Water under the bridge at this point, but my FI ended up waiting 10 months before he asked me! Worked out well and good, as far as I’m concerned, because I’m still with the man I love and planning a wedding that will rock socks!
EDIT: Oops, I hadn’t read your comment. If you guys are open to talking about it in general, then just mention your concerns and let him make the ultimate decision. So, no… I don’t think you are being self-centered, in fact, I think you are being extremely considerate in your thinking!
Post # 8
My fiancee and I were in a very similar situation in that he and I have been dating for 3 years when he was ready to pop the question. His younger brother started to obsess with his new girlfriend and proposed to her less than a year after meeting. Nothing is wrong with the timeline of proposal, just no one liked the new girlfriend so it def. ruffled some feathers.
My deflated fiancee told me that he had wanted to propose around the same time (his younger brother didn’t show him any courtesy by telling my fiancee that he was going to propose), but now was going to have to wait till AFTER their wedding to propose so to not steal their thunder.
I get along famously with his family, so there would have been some very stark differences in how they treated us vs how they treated them.

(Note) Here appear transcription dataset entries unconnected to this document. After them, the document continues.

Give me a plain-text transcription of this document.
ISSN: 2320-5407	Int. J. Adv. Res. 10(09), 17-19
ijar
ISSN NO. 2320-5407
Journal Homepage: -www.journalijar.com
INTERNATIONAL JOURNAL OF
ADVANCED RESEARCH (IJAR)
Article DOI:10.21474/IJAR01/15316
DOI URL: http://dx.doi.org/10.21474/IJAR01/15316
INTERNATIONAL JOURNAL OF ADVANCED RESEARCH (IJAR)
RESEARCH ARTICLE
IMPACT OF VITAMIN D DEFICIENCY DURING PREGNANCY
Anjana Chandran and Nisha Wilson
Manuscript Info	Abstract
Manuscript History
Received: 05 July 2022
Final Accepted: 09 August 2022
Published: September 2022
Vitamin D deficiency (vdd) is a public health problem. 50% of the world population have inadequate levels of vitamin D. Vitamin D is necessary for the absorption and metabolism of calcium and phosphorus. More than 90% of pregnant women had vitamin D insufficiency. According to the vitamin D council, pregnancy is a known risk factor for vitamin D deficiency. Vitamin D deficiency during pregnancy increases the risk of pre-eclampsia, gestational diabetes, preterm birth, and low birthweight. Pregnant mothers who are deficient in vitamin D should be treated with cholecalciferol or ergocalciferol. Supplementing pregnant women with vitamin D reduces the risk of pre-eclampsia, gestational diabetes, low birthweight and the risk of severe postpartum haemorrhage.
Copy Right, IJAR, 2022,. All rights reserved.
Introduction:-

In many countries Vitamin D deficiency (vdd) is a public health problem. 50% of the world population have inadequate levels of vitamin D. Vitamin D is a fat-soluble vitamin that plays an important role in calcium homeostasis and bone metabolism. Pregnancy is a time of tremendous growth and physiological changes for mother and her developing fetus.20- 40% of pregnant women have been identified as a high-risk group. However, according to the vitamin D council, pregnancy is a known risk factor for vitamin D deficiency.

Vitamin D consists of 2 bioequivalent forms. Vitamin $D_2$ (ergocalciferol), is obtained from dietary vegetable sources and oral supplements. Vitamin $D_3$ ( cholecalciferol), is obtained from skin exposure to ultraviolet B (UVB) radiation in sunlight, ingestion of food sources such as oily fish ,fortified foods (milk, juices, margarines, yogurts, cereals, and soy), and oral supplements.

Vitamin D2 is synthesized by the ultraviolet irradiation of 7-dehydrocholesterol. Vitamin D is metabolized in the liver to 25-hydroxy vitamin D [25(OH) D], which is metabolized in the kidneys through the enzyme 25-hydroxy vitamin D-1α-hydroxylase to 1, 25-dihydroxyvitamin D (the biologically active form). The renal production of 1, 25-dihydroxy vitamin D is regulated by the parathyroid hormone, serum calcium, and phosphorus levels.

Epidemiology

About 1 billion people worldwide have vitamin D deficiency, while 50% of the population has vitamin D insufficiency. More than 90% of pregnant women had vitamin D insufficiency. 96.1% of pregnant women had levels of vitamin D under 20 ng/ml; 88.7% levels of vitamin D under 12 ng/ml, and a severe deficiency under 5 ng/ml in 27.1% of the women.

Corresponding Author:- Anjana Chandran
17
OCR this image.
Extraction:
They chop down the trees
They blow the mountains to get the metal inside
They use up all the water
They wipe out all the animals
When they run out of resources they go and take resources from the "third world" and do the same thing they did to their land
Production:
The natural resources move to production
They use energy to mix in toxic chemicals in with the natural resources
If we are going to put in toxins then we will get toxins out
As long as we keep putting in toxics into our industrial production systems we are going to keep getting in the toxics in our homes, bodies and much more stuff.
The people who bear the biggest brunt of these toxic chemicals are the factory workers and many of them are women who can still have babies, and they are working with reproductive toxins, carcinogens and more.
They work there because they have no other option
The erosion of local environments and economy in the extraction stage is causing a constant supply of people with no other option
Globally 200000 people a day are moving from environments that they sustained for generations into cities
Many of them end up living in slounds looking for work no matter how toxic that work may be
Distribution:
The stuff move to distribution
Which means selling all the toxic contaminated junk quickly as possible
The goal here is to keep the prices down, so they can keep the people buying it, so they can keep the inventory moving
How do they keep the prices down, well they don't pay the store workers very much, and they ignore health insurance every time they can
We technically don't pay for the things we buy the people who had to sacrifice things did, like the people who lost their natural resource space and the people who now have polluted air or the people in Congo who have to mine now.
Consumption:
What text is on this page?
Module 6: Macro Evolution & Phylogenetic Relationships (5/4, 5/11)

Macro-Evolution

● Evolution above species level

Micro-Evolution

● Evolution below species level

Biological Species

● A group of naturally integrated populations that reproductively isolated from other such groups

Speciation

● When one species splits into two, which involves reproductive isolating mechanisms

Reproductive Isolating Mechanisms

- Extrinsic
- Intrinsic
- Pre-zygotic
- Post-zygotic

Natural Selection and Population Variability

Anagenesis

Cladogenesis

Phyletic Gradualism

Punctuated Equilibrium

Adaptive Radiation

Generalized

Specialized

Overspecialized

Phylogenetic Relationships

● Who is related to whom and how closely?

My then-boyfriend decided it would be best to take the high road and propose until we were both ready, and not because his brother ‘beat us to the punch’. I’m really glad we waited (coincidentally 4 months after his brothers wedding) until we were free and clear of their gloomy wedding, and get to make decisions based on our wants and needs and keep our compeititive nature at bay.
I did end up waiting about a year and a few months, but it was worth it. He totally caught me by surprise.
Post # 9
Thanks to everyone for your input! So it looks like long story short, I am going to be waiting for longer than expected…not great news, but helpful to know.